Opinión
La batalla del cerebro
Por Begoña Huertas
El ser humano tiene dos globos oculares y a través de cada uno recibe una visión ligeramente distinta. El cerebro entra en acción de inmediato y funde ambas imágenes en una sola. Se han hecho experimentos en los que se ocasionaba que un individuo –gracias a un montaje de mamparas y espejos- viera por su ojo derecho rayas verticales y por el otro horizontales. Bien, pues al parecer la primera percepción consciente de esa persona ha sido la de una imagen cuadriculada. O sea, estamos construidos para ignorar lo contradictorio. El cerebro prefiere no ver los desajustes.
Tal vez “el cerebro” de la sociedad funcione del mismo modo, y utilice a menudo mecanismos de “ajuste” para no enfrentarse a la verdad desagradable por ilógica. De otro modo no se explicarían algunas cosas. Por ejemplo es insólito que el Pazo de Meirás no solo siga sin ser público sino que esté cerrado este mes para el veraneo de los Franco. Para que la contradicción que eso supone en una democracia no nos reviente la cabeza, puede visitarse el resto del año. Así, fotografiando los bustos del dictador y sus trofeos de caza el asunto se convierte en algo más ligero, incluso divertido. No siempre es fácil ver con un ojo que estamos en un estado moderno del siglo XXI y con el otro aceptar la dificultad de exhumar las fosas comunes, aceptar la devolución del título de hijo predilecto de A Coruña a Millán Astray, las placas o los monumentos franquistas todavía en pie.

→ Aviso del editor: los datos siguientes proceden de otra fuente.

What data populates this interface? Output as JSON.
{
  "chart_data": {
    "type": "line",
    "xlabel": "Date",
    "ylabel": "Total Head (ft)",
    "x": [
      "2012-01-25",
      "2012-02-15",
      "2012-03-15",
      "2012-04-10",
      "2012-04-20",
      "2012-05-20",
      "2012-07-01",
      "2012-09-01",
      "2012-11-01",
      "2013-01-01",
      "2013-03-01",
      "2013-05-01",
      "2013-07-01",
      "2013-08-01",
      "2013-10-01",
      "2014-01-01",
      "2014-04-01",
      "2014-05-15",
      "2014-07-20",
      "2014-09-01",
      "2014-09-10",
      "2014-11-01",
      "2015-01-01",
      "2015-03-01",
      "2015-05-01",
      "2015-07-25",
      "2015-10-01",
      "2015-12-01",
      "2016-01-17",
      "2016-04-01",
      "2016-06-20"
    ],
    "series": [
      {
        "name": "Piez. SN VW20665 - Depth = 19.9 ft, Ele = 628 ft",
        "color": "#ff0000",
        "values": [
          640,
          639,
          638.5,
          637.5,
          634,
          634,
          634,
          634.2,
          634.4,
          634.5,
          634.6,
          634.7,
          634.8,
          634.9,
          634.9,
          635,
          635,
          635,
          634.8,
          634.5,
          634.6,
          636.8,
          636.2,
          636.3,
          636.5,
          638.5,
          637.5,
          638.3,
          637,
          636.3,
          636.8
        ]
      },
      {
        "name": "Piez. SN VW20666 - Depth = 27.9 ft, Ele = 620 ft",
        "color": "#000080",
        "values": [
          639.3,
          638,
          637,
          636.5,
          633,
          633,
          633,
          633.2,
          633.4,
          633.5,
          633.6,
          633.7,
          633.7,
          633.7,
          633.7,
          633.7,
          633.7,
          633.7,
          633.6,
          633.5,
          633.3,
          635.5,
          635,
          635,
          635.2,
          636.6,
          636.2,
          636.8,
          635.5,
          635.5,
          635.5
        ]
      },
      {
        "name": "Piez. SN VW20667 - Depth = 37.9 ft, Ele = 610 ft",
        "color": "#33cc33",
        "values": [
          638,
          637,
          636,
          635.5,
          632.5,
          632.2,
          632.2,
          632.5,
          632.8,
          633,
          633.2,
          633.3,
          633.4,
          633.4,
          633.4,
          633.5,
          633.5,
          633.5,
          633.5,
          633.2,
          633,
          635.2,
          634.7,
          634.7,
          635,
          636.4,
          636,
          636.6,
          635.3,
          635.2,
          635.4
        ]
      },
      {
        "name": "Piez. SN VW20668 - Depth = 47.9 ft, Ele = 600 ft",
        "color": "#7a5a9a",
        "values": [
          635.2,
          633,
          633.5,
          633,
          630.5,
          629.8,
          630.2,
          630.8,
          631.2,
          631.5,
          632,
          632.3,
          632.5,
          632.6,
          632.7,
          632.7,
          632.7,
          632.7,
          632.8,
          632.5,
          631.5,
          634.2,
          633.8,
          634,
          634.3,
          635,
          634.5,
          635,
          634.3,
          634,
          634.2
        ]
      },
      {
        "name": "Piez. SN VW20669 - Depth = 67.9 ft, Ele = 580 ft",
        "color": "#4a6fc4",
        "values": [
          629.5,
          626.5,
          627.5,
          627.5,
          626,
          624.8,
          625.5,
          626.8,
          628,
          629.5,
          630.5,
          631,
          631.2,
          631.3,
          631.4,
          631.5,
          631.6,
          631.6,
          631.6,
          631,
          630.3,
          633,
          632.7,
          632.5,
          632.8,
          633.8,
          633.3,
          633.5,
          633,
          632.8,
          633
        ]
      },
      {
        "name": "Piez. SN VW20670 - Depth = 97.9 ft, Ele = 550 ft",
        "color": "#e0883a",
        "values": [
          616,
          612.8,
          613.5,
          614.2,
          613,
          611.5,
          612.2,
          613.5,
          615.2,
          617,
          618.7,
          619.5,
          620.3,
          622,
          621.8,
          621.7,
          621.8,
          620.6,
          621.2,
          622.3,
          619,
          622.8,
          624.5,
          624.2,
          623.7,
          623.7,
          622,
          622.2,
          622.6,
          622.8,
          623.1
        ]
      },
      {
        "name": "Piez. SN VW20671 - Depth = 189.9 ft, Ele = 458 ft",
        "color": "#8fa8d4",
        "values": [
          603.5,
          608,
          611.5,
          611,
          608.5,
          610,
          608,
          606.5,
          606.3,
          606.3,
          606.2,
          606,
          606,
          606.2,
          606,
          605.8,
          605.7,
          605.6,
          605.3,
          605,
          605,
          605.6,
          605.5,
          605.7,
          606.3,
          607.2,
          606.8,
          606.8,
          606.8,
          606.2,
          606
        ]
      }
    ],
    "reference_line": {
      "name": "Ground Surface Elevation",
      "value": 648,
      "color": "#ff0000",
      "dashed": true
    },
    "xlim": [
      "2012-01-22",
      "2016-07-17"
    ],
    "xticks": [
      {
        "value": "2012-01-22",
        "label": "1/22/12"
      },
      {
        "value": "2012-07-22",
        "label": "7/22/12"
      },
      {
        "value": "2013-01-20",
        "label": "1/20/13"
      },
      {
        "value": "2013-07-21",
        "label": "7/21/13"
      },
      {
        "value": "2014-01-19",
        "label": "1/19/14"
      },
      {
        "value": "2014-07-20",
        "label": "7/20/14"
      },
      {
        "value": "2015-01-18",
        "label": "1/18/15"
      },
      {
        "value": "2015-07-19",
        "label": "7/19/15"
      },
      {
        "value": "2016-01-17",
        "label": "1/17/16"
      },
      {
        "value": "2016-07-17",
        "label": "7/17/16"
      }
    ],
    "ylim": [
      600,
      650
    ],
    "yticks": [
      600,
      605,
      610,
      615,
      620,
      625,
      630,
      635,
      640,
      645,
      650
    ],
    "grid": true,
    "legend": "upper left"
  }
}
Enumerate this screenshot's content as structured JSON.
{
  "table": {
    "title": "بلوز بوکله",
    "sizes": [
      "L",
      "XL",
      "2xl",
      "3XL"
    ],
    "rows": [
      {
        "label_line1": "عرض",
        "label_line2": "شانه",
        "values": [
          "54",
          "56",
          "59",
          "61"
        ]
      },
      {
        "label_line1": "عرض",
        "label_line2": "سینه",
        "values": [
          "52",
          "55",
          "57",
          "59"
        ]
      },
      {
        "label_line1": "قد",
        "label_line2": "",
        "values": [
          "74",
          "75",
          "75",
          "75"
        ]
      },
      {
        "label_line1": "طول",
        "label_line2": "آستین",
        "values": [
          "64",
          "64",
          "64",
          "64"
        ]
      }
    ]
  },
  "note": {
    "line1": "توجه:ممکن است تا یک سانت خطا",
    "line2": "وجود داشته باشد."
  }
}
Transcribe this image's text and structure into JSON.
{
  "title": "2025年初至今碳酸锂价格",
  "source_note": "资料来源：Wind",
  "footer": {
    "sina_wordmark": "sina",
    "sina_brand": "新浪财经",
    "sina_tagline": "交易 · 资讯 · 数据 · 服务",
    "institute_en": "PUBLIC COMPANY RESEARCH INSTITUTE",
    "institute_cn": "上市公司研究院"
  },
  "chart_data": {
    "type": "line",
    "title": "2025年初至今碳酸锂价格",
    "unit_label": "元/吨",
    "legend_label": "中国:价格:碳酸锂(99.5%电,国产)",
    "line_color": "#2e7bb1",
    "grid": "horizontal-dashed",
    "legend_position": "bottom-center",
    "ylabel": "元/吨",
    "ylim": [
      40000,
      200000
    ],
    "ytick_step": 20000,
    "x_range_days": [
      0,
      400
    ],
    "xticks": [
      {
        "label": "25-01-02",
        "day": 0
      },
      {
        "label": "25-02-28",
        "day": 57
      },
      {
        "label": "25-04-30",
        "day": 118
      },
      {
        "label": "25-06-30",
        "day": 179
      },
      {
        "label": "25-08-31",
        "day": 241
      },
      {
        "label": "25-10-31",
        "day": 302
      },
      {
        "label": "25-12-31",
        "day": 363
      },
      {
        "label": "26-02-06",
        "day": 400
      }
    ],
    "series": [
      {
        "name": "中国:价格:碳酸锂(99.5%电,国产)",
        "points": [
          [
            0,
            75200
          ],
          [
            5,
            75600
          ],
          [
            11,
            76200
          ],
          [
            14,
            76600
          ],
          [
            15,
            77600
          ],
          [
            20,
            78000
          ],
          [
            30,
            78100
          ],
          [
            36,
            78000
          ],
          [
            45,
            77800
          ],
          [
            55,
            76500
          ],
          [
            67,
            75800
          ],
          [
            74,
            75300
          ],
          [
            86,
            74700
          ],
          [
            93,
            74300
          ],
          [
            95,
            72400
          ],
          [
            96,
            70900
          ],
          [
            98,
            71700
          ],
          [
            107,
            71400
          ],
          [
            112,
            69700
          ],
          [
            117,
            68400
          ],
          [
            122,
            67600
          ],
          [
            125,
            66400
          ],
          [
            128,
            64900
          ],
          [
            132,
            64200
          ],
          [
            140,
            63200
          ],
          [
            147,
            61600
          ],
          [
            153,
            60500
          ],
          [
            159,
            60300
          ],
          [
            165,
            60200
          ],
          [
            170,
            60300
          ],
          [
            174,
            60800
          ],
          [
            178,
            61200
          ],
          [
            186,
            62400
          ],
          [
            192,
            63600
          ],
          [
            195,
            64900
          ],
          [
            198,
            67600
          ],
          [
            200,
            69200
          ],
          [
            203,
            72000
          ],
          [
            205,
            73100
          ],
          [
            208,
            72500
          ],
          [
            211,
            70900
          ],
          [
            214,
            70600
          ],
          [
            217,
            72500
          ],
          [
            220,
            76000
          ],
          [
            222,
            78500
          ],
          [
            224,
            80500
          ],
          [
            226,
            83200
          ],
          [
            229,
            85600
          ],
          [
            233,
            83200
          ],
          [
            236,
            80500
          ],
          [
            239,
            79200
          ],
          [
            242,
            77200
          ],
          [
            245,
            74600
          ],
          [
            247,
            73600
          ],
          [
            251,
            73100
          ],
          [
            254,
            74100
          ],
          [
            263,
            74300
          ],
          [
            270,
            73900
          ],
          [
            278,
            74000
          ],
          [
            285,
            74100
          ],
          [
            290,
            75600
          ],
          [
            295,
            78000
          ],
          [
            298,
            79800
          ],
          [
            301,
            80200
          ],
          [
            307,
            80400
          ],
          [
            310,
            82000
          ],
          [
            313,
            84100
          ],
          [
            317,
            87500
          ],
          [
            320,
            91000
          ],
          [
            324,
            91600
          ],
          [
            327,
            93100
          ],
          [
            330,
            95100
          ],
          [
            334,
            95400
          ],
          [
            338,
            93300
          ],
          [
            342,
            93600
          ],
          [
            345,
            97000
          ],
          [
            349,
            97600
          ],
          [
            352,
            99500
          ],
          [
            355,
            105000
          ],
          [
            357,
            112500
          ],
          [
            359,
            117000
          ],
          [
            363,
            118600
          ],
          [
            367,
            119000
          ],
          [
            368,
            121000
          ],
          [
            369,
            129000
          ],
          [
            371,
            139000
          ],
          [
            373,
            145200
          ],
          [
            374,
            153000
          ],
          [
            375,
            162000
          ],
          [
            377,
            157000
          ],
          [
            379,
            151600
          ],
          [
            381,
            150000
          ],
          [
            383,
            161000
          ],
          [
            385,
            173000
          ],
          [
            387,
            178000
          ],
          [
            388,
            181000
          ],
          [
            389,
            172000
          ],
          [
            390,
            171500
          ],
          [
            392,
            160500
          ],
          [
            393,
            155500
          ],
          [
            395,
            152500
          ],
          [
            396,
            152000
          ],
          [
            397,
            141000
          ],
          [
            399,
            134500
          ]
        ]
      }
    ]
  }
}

Una manera de cuadrar ambas imágenes es, en efecto, asumirlo como un espectáculo. La recreación histórica de la Batalla del Ebro organizada durante los últimos cuatro años en el mismo lugar donde se desarrollaron los hechos es un ejercicio ejemplar en este sentido. Se trata, dicen, de revivir una guerra sin resentimientos (¿?), al margen de la política (¿?) Se recrea con todo lujo de detalles la victoria “nacional”, como en un teatrillo. Como quien juega a los soldaditos. Que me perdonen los organizadores pero no lo entiendo. ¿Es un juego?, ¿es un negocio? (¿Se imaginan a los argentinos jugando a “los desaparecidos”?, ¿a los alemanes recreando para disfrute del público un campo de concentración?) Más que la batalla del Ebro se trata de la batalla del cerebro, hay que hacer un verdadero esfuerzo para que la razón acepte el desajuste y la mente no salga volando en mil pedazos.